Far from denouncing double standards, many feminists have contributed to the excuse-making. When Betty Lou Beets, 62, was facing execution in Texas in February for the murder of her fifth husband, Jimmy Don Beets, battered women's advocates rallied to her defense, portraying her as a victim of years of domestic abuse. Beets had been convicted of shooting and wounding her second husband, Bill Lane, and had been charged but never tried in the 1981 death of husband No. 4, Doyle Barker. Beets had never claimed to have been battered during her trial, and had tried to blame the slaying on her two children.

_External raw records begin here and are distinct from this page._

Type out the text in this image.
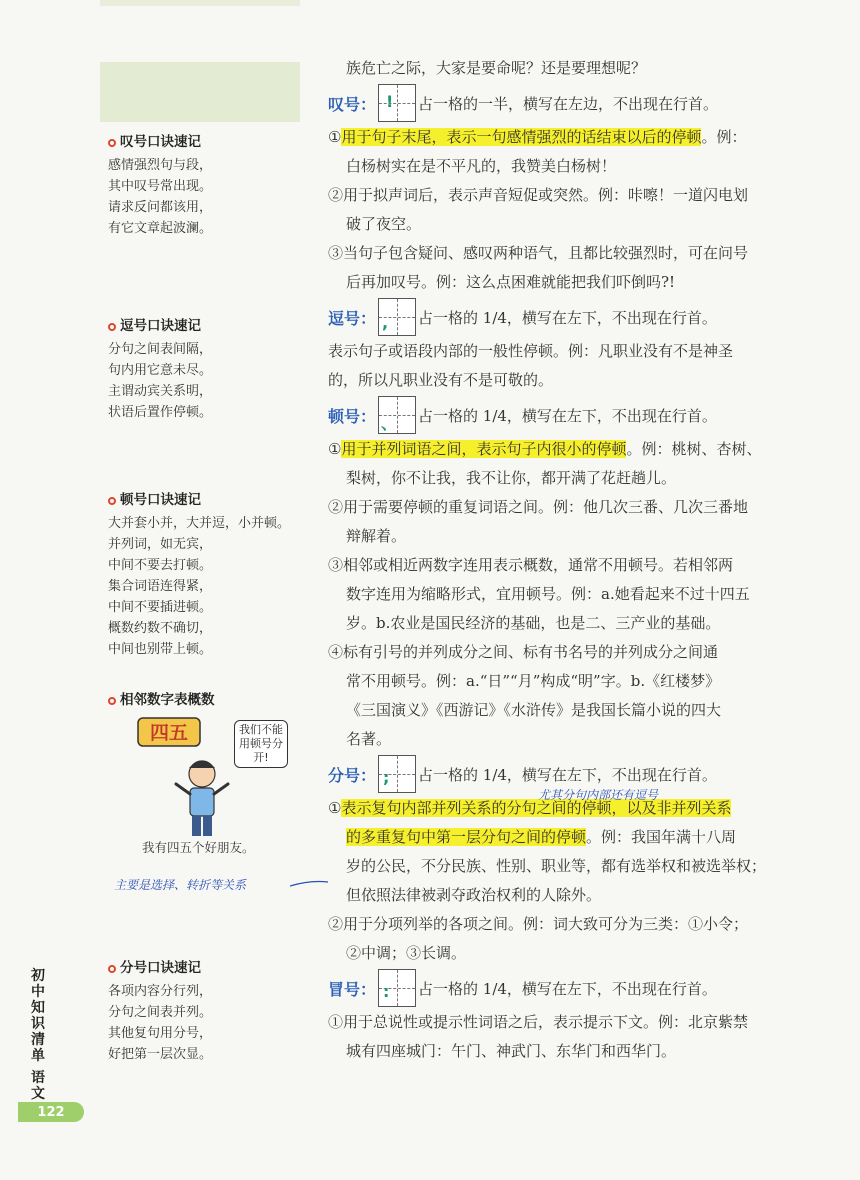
叹号口诀速记
感情强烈句与段，
其中叹号常出现。
请求反问都该用，
有它文章起波澜。
逗号口诀速记
分句之间表间隔，
句内用它意未尽。
主谓动宾关系明，
状语后置作停顿。
顿号口诀速记
大并套小并，大并逗，小并顿。
并列词，如无宾，
中间不要去打顿。
集合词语连得紧，
中间不要插进顿。
概数约数不确切，
中间也别带上顿。
相邻数字表概数
四五	我们不能用顿号分开!
我有四五个好朋友。
主要是选择、转折等关系
分号口诀速记
各项内容分行列，
分句之间表并列。
其他复句用分号，
好把第一层次显。
初
中
知
识
清
单
语
文
122

族危亡之际，大家是要命呢？还是要理想呢？

叹号： ! 占一格的一半，横写在左边，不出现在行首。

①用于句子末尾，表示一句感情强烈的话结束以后的停顿。例：

白杨树实在是不平凡的，我赞美白杨树！

②用于拟声词后，表示声音短促或突然。例：咔嚓！一道闪电划

破了夜空。

③当句子包含疑问、感叹两种语气，且都比较强烈时，可在问号

后再加叹号。例：这么点困难就能把我们吓倒吗?!

逗号： , 占一格的 1/4，横写在左下，不出现在行首。

表示句子或语段内部的一般性停顿。例：凡职业没有不是神圣

的，所以凡职业没有不是可敬的。

顿号： 、 占一格的 1/4，横写在左下，不出现在行首。

①用于并列词语之间，表示句子内很小的停顿。例：桃树、杏树、

梨树，你不让我，我不让你，都开满了花赶趟儿。

②用于需要停顿的重复词语之间。例：他几次三番、几次三番地

辩解着。

③相邻或相近两数字连用表示概数，通常不用顿号。若相邻两

数字连用为缩略形式，宜用顿号。例：a.她看起来不过十四五

岁。b.农业是国民经济的基础，也是二、三产业的基础。

④标有引号的并列成分之间、标有书名号的并列成分之间通

常不用顿号。例：a.“日”“月”构成“明”字。b.《红楼梦》

《三国演义》《西游记》《水浒传》是我国长篇小说的四大

名著。

分号： ; 占一格的 1/4，横写在左下，不出现在行首。
尤其分句内部还有逗号

①表示复句内部并列关系的分句之间的停顿，以及非并列关系

的多重复句中第一层分句之间的停顿。例：我国年满十八周

岁的公民，不分民族、性别、职业等，都有选举权和被选举权；

但依照法律被剥夺政治权利的人除外。

②用于分项列举的各项之间。例：词大致可分为三类：①小令；

②中调；③长调。

冒号： : 占一格的 1/4，横写在左下，不出现在行首。

①用于总说性或提示性词语之后，表示提示下文。例：北京紫禁

城有四座城门：午门、神武门、东华门和西华门。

Even when the death penalty is not at issue and even when there are no allegations of physical abuse, murderous women can still qualify for lifesaving prizes in the victim sweepstakes.
Some years ago, Betty Broderick, the California housewife who killed her wealthy ex-husband and his young new wife -- and claimed that the divorce and the alimony payments of $16,000 a month amounted to "white-collar domestic violence" -- became the subject of sympathetic profiles in Ladies Home Journal and Mirabella.

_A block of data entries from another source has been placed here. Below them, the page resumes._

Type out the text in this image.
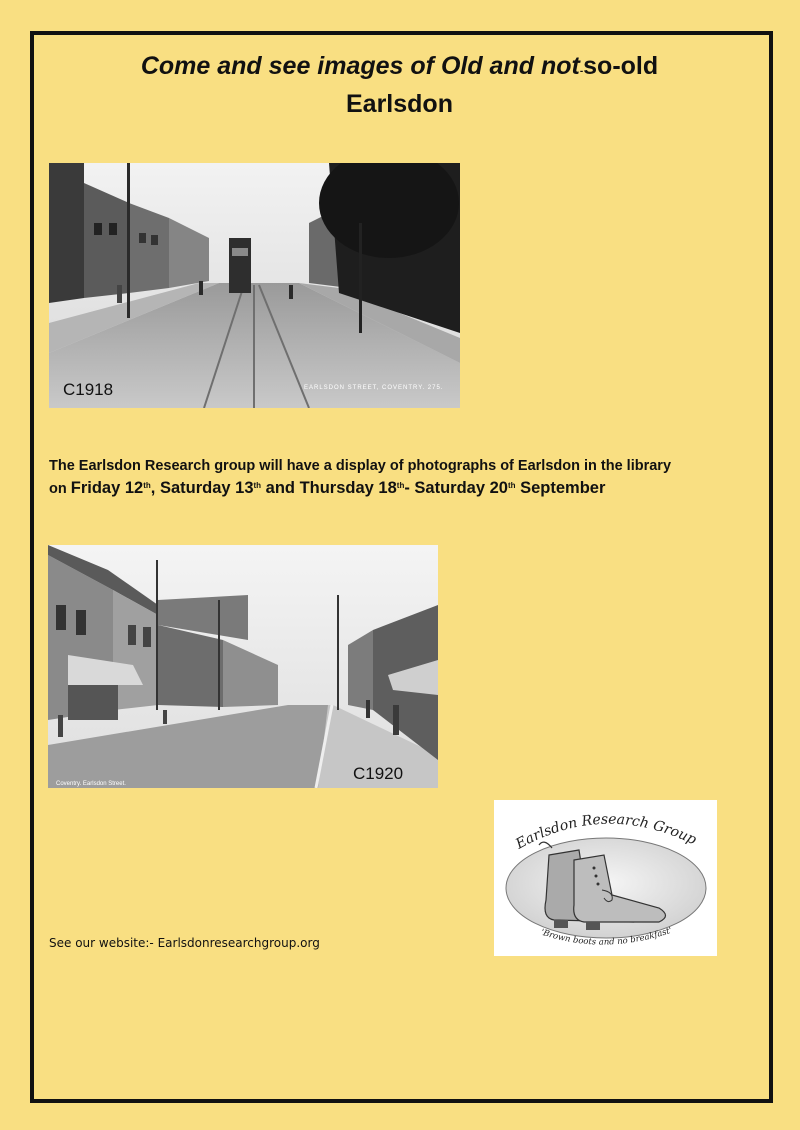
Come and see images of Old and not-so-old
Earlsdon
EARLSDON STREET, COVENTRY. 275.
C1918
The Earlsdon Research group will have a display of photographs of Earlsdon in the library
on Friday 12th, Saturday 13th and Thursday 18th- Saturday 20th September
Coventry. Earlsdon Street.
C1920
See our website:- Earlsdonresearchgroup.org
Earlsdon Research Group
'Brown boots and no breakfast'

An essay in a feminist anthology on women and violence, "No Angels" (1996), lamented that support for battered women who fight back had not extended to "fighting back against an emotionally abusive husband" and denounced a TV movie portraying Broderick in a negative light as "misogynist."
Contrary to all the evidence, feminists also have asserted that it's women who are treated with extra harshness by the system. In her 1996 book "Still Unequal: The Shameful Truth About Women and Justice in America," Lorraine Dusky asserts that women receive "more severe sentences" for stereotypically male crimes, though she cites no evidence to support this. But according to a 1989 Bureau of Justice Statistics study, male violent offenders were more than twice as likely as women charged with similar crimes to be incarcerated for more than a year.
Other research has found that, even when factors such as severity of the offense and prior criminal record are taken into account, women are more likely to have charges dismissed or to receive a light sentence.
Advocates for battered women also have claimed that a woman who kills her mate is sentenced to an average of 15 to 20 years in prison, while a man gets two to six years. This appalling factoid seems to be pure fiction. A Justice Department study of domestic homicides paints a very different picture: Husbands who killed their wives received an average of 16.5 years in prison; wives who killed husbands got six years. While some of the disparity was due to the fact that more women had been "provoked" -- assaulted or threatened -- before the slaying, the study noted that "the average prison sentence for unprovoked wife defendants was seven years, or 10 years shorter than the average 17 years for the unprovoked husband defendants."
If one truly believes in the full equality of the sexes, it's not difficult to see that protectiveness toward women, whether motivated by chivalry or feminism, keeps us from acheiving a legitimate goal. As Patricia Pearson argues in her 1997 book "When She Was Bad: Violent Women and the Myth of Innocence," making excuses for women's violence ultimately strips them of moral agency and accountability. What does it say about women's ability to function in society, to be workers and leaders, if they are seen as more vulnerable to pressure and more easily forgiven for failing to cope with their emotional problems?
If women are to be treated as adults, we cannot recoil from the execution of a woman the way we do from the execution of a juvenile. The debate about capital punishment should focus on humanity, not womanhood. To demand equality -- yet ask for a special right to clemency -- just won't do.